The course aims at exploring the logic of policy-making in the EU and the dynamics of the European integration process the by analyzing the history of EC/EU, by studying of theories of integration, by surveying the actors and institutions of integration politics and by discussing crucial issues presently on the European agenda.

This is not a usual course on the European Union, since it tries to avoid as much as possible the detailed and technical description of the EU institutional setup, the so-called "pillars" and the common policies, because this kind of knowledge is intellectually less interesting and - if needed - is easily obtainable from handbooks.

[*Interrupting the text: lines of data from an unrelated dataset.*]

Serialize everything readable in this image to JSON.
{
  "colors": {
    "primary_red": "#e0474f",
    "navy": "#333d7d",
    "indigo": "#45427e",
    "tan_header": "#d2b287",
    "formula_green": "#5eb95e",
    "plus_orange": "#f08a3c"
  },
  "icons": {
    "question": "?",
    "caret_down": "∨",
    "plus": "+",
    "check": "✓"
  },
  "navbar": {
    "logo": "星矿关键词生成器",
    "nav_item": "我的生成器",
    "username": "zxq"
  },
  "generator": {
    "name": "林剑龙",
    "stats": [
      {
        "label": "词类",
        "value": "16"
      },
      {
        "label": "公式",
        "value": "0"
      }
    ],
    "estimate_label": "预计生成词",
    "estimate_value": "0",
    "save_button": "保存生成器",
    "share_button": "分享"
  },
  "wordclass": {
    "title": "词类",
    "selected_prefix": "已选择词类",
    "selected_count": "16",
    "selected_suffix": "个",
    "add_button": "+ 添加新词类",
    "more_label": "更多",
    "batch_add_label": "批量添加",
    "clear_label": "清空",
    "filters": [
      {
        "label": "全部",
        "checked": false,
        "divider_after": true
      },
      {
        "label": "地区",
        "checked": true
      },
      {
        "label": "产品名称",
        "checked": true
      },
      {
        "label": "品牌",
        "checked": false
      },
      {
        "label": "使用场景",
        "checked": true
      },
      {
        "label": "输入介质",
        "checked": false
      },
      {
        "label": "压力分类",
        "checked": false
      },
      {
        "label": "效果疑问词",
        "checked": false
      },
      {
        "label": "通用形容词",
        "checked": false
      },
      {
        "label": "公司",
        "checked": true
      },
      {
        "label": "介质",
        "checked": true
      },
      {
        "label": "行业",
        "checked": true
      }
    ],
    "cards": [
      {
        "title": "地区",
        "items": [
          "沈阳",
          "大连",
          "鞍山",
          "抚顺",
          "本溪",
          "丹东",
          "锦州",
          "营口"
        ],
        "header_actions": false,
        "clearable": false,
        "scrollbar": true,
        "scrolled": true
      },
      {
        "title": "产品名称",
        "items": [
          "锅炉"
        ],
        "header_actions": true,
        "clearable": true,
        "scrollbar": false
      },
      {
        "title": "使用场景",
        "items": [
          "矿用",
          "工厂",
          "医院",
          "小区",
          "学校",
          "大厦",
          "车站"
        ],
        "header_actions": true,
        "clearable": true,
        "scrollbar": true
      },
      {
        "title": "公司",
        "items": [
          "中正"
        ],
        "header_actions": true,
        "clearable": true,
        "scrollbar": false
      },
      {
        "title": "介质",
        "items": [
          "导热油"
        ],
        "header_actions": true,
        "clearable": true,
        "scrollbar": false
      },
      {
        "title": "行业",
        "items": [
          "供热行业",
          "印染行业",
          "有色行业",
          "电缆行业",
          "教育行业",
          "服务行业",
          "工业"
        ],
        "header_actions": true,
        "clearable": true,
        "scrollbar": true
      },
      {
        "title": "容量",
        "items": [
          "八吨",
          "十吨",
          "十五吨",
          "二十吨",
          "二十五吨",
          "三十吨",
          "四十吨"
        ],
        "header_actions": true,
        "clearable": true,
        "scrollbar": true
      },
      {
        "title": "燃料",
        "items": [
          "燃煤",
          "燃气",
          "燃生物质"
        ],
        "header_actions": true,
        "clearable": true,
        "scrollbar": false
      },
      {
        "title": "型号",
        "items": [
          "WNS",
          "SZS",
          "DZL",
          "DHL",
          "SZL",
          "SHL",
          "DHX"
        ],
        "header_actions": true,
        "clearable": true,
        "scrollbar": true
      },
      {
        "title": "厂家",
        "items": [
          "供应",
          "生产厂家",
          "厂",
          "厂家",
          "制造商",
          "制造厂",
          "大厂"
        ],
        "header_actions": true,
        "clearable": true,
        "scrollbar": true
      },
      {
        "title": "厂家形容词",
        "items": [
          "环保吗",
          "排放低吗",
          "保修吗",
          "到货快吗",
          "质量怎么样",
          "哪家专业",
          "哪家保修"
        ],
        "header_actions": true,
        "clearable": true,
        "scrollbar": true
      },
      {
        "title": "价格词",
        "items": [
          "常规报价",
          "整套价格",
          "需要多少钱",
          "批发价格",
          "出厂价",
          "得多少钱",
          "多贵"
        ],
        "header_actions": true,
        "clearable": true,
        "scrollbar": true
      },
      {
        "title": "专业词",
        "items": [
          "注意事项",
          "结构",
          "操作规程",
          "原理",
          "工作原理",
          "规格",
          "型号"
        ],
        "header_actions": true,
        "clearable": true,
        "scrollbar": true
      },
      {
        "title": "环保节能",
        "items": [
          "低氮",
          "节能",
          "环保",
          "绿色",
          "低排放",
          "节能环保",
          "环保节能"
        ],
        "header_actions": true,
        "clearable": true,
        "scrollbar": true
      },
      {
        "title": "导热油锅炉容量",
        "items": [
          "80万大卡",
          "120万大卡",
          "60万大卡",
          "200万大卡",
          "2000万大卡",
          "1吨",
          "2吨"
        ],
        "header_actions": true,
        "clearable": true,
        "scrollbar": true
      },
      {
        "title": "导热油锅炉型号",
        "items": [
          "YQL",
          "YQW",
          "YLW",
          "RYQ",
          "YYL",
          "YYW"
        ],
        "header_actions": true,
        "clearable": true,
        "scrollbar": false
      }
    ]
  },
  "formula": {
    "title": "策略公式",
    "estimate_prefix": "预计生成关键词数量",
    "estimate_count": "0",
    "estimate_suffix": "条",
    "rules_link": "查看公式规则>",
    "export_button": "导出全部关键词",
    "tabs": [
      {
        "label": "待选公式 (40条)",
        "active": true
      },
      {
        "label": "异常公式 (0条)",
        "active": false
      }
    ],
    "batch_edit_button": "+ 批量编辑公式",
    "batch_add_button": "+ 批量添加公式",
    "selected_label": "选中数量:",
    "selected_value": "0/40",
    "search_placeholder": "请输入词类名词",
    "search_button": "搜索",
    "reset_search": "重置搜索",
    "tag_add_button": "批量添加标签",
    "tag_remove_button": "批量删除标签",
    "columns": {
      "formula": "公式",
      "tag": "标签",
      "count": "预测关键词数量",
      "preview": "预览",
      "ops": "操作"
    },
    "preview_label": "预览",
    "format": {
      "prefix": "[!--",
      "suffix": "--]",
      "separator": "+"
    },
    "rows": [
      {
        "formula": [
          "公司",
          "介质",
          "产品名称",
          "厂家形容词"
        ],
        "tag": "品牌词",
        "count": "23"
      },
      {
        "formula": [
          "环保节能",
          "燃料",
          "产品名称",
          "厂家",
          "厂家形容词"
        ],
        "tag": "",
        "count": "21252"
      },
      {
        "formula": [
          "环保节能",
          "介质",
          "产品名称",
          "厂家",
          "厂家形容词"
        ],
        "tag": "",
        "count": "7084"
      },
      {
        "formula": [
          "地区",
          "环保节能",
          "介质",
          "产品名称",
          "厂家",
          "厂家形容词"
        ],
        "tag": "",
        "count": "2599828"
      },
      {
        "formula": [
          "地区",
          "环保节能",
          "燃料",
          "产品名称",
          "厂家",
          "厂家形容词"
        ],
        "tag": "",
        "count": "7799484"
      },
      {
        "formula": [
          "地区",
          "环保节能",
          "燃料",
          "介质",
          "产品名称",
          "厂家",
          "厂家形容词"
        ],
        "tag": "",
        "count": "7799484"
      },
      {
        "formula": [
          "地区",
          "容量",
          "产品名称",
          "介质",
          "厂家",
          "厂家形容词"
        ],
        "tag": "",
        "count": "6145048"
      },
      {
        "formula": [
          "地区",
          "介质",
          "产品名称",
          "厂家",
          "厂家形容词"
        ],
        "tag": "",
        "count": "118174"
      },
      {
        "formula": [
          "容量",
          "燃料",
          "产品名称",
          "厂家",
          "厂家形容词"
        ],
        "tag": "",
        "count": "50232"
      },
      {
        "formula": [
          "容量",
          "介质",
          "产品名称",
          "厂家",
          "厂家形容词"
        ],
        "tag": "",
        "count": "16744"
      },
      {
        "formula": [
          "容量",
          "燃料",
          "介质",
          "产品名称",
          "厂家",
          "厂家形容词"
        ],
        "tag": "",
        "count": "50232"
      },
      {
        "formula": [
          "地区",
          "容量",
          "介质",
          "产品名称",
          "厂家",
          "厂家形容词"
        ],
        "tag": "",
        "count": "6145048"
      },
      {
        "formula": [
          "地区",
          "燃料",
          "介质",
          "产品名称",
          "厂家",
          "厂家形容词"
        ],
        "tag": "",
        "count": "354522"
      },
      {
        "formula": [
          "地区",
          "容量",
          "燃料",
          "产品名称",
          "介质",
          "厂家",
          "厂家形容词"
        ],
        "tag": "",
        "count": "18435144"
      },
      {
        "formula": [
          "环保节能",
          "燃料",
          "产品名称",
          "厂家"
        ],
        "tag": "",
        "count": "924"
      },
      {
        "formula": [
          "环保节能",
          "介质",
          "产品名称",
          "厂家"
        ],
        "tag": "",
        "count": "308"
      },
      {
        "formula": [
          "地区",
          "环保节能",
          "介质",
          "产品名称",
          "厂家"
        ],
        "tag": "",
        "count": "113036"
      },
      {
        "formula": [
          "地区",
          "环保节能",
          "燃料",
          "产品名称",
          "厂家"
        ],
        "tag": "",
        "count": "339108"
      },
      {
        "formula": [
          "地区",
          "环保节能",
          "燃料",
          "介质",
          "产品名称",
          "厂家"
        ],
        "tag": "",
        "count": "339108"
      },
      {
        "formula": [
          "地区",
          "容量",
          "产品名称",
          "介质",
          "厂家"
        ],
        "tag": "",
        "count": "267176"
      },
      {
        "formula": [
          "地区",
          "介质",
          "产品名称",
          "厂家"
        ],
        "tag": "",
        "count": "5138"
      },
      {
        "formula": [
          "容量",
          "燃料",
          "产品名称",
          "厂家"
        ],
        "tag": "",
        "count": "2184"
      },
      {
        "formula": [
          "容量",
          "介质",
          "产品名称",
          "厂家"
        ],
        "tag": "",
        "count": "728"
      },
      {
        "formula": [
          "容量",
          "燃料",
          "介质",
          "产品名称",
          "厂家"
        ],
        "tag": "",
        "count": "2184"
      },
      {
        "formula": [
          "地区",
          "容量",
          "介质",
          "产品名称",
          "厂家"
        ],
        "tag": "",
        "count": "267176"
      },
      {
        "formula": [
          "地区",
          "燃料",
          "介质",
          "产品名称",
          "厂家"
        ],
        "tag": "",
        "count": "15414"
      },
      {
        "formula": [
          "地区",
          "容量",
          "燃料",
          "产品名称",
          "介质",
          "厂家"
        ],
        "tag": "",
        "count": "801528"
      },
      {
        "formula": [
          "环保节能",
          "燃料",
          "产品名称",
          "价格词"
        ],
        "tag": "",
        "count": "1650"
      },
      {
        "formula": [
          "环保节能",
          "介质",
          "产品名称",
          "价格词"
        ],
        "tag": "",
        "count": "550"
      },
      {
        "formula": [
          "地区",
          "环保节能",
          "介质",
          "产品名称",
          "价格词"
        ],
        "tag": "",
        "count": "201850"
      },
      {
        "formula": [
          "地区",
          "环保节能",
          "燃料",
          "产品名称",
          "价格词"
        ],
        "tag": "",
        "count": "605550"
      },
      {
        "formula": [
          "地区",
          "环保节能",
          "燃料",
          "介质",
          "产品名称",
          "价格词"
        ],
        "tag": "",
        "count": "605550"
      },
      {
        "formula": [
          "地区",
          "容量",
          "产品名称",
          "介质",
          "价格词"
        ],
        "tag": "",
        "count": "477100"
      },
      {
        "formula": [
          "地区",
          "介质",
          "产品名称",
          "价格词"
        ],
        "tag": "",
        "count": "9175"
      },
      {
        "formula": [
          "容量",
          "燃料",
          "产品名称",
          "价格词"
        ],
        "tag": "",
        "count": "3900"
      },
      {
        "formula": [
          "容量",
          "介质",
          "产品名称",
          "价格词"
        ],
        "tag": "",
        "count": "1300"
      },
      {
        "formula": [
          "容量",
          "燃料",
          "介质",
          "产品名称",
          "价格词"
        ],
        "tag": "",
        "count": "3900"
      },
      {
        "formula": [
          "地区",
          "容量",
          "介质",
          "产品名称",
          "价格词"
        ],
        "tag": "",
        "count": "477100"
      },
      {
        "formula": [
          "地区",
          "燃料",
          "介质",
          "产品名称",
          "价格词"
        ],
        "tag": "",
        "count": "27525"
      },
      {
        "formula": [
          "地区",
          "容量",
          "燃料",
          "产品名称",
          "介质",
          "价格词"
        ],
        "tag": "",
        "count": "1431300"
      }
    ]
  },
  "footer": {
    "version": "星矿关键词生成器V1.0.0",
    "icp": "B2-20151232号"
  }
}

Participation in this course does not require any background in European Studies but does require some very basic acquaintance with some fields of political science, such as comparative politics, political economy and public choice. Since European integration does not have a theory as such there is a variety of approaches applied in the study of integration. Therefore the selected readings consider the EU from different perspectives and use different methodologies. The course provides good opportunity to compare the strengths and weaknesses of different approaches in understanding the same phenomenon.